1. SQLを明示的に結果を1行にする。

"SELECT COALESCE(MIN(no_o_id),0) FROM new_order WHERE no_w_id = %d AND no_d_id = %d"
※経験上COALESCE()とMIN()が使えなかったRDBMSは無いのでこれで問題はない。

2. mysql_store_result() をやめる。

しかしDBT-2としてはどちらも直す気は無いようです。

そもそも、MySQLをちゃんとチューニングできる人なら、件のSQLが重いことに気づきTPC-Cの仕様を確認して直すはずです。

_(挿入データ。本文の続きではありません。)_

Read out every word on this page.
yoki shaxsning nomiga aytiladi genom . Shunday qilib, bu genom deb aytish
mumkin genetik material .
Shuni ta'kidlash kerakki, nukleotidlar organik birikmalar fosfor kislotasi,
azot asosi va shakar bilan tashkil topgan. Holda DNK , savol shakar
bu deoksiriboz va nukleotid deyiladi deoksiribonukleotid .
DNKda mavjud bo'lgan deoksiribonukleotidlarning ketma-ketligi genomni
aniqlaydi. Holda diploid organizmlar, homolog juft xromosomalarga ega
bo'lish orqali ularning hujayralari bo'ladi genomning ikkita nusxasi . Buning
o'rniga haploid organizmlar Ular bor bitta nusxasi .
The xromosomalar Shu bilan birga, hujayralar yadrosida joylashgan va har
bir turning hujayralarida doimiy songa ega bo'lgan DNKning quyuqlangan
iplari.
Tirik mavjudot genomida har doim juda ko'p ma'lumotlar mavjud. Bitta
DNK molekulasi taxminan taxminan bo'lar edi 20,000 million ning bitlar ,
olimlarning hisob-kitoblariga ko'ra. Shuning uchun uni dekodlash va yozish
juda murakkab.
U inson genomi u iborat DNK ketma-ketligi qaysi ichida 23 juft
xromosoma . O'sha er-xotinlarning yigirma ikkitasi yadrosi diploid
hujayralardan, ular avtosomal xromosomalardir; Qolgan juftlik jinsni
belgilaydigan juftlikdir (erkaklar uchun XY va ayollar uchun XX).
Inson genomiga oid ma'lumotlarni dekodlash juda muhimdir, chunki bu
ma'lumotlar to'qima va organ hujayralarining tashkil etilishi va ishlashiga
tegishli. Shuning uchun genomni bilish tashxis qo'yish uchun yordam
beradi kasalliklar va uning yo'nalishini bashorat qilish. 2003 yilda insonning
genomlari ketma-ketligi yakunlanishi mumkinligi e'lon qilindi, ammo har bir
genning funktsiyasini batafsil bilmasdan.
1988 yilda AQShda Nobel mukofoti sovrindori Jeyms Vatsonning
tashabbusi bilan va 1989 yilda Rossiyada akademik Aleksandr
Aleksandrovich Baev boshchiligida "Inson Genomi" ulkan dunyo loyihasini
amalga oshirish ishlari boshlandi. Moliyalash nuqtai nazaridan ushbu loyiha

なので、DBT-2はMySQLの性能チューニングに無知な人が作ったもである、もしくは故意にMySQLの性能を低く見せる意図があると言えると思います。

このような陰険な工作は、逆に味方も騙され油断し、進歩が止まってしまうのではないでしょうか?
私は、このような正々堂々と切磋琢磨しない人たちを
「過去の忘れられた歴史として葬るほど、MySQL/InnoDBの性能を進歩させればいい」
 それこそが正しい対抗策だと考えて前職・前前職で精進してきました。

しかし、今だにDBT-2でのRDBMS比較に触れる人がいると、当時名指しで現行犯で徹底批判しても良かったかなと思ったりします。(進歩のためにはそんな暇は無かったでしょうが。)

まぁ、とにかく一貫して言えるのは、「ベンチマークは自分でやるまで信じない」が安全なスタンスです。